Security the Implementation of System-Level

¶ … Security

The implementation of system-level security in conjunction with physical security is vital to keeping an enterprise's systems, data, and identity safe from theft and misuse over time. Combining physical security and system-level software security requires a highly integrated strategy that provides for enough control over each security component yet also has enough customization to allow for agile process-based access and support (Aronson, 2005). The challenge of creating an integrated security strategy that encompasses the physical components of a security plan, and makes them complimentary for the system-level network access points, operating systems and applications requires a process-based approach to evaluating how data is used throughout an organization and with external partners and suppliers. For many organizations their security plan is now more virtual in scope, concentrating on how to best provide for security of the actual location of their complex of IT systems and applications while not constricting their use to complete the most simple to complex tasks any organization needs to sustain in order to stay viable (Kim, 2008).

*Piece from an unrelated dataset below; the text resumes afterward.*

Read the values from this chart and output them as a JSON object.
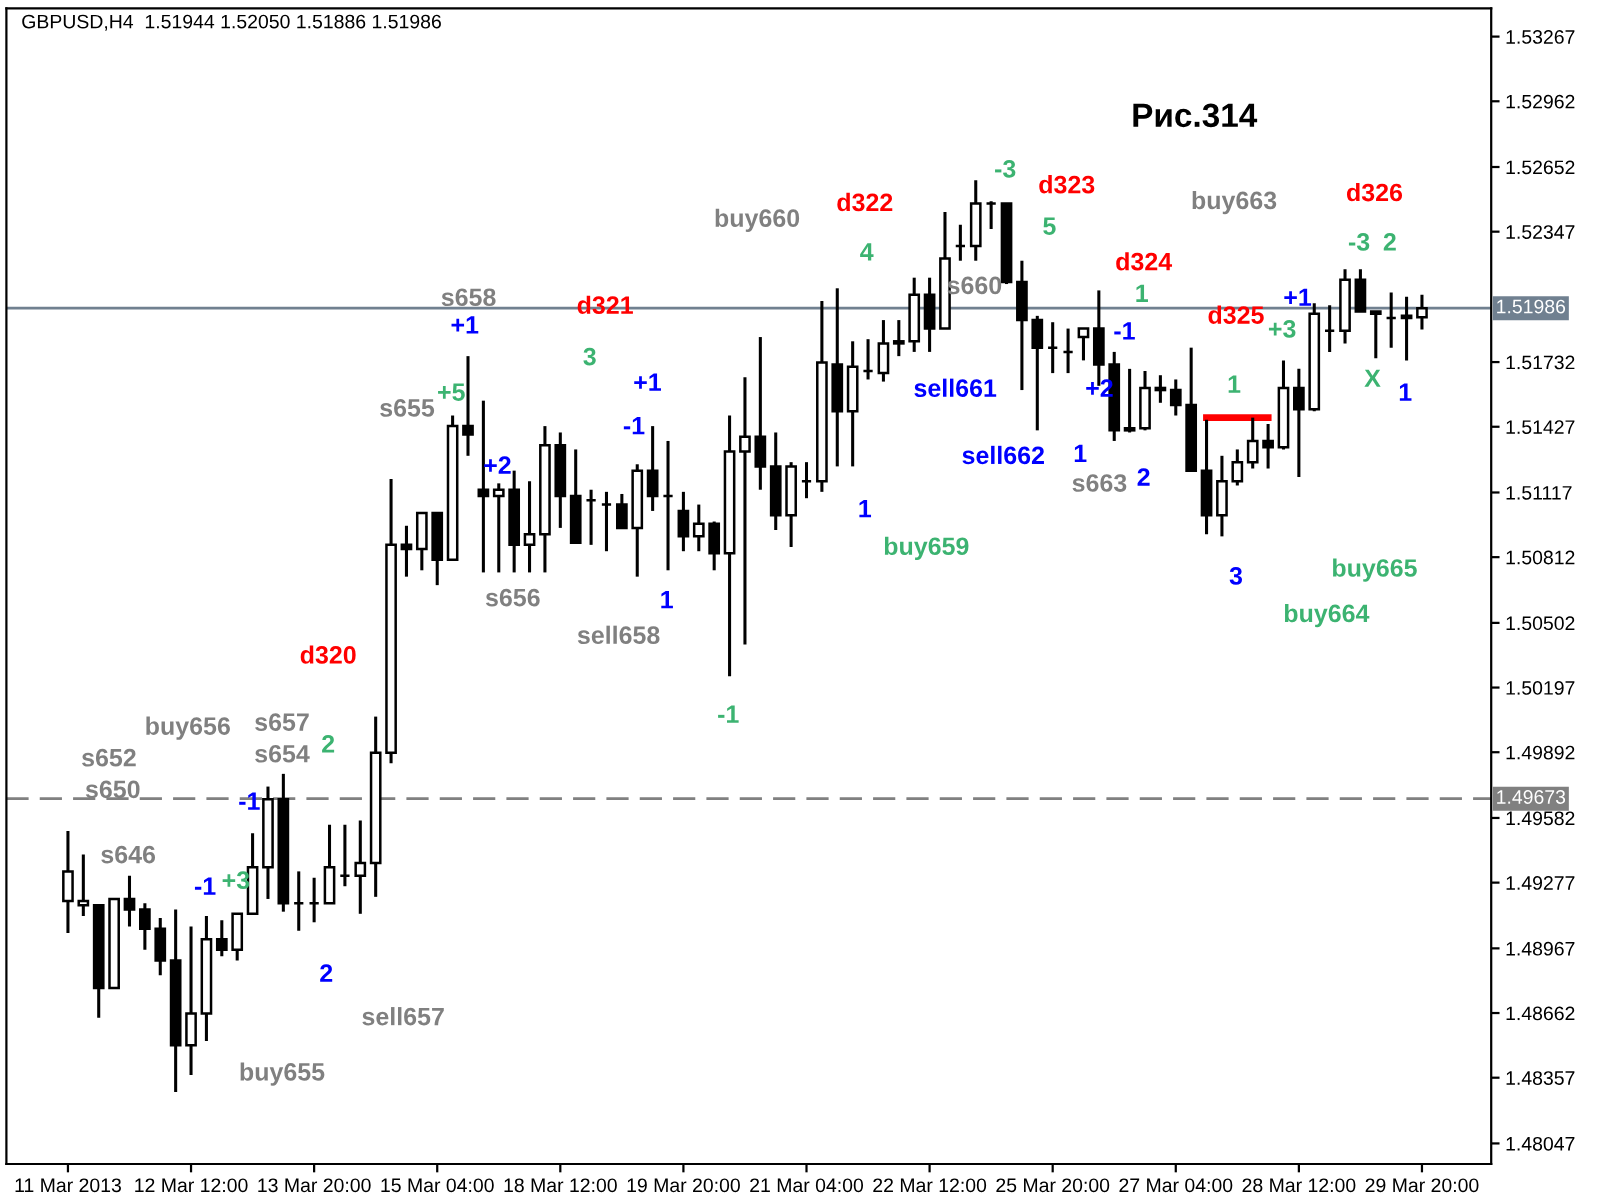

The components of physical security of any enterprise-wide system must begin with authentication of those who have access and a continual auditing of system status over time. The first level of security is designed to block potential thieves or vandals from physically breaking into the systems and destroying them. This first level of security also focuses on securing systems from natural disasters including earthquakes, hurricanes or tornados. Often to provide for this level of security, enterprise systems are often in the basements of secured buildings or located in the center of larger buildings to protect them from the high winds and flying debris that occur in natural disasters. This location-based approach to system security also forces system designers to provide a connectivity strategy that is also flexible enough to allow new systems to be added in the secured area, yet stable enough to protect them over time (Johnson, 2008). There is a trade-off with regard to this first layer to ensure a high level of physical security that does not compromise the system-level flexibility and support. This first level of support can be as simple as locks, fireproofing and safes to biometrically based access as well. The components of physical security are surveillance and notification systems. These are systems that react to smoke, intrusion or a threat in the form of a break-in for example. Using motion sensors, intrusion detection equipment and closed-circuit televisions are all part of this step, as are continual centralized monitoring of the entire site as well. Organizations have successfully been able to integrate emergency self-start shutdown procedures for systems when intruders are discovered, disabling all system access to protect the data. A third class or component of security is the reliance on combining physical monitoring systems with the actual enterprise systems to ensure all data and operating parameters are backed up periodically, and in the event of a natural disaster or a theft, the enterprise systems' performance can be restarted immediately. Advanced strategies organizations are using at this level include attempting to capture the attackers by locking them into the computing complex and also taking their pictures via video and sending them to monitoring agencies including the police and FBI in real-time.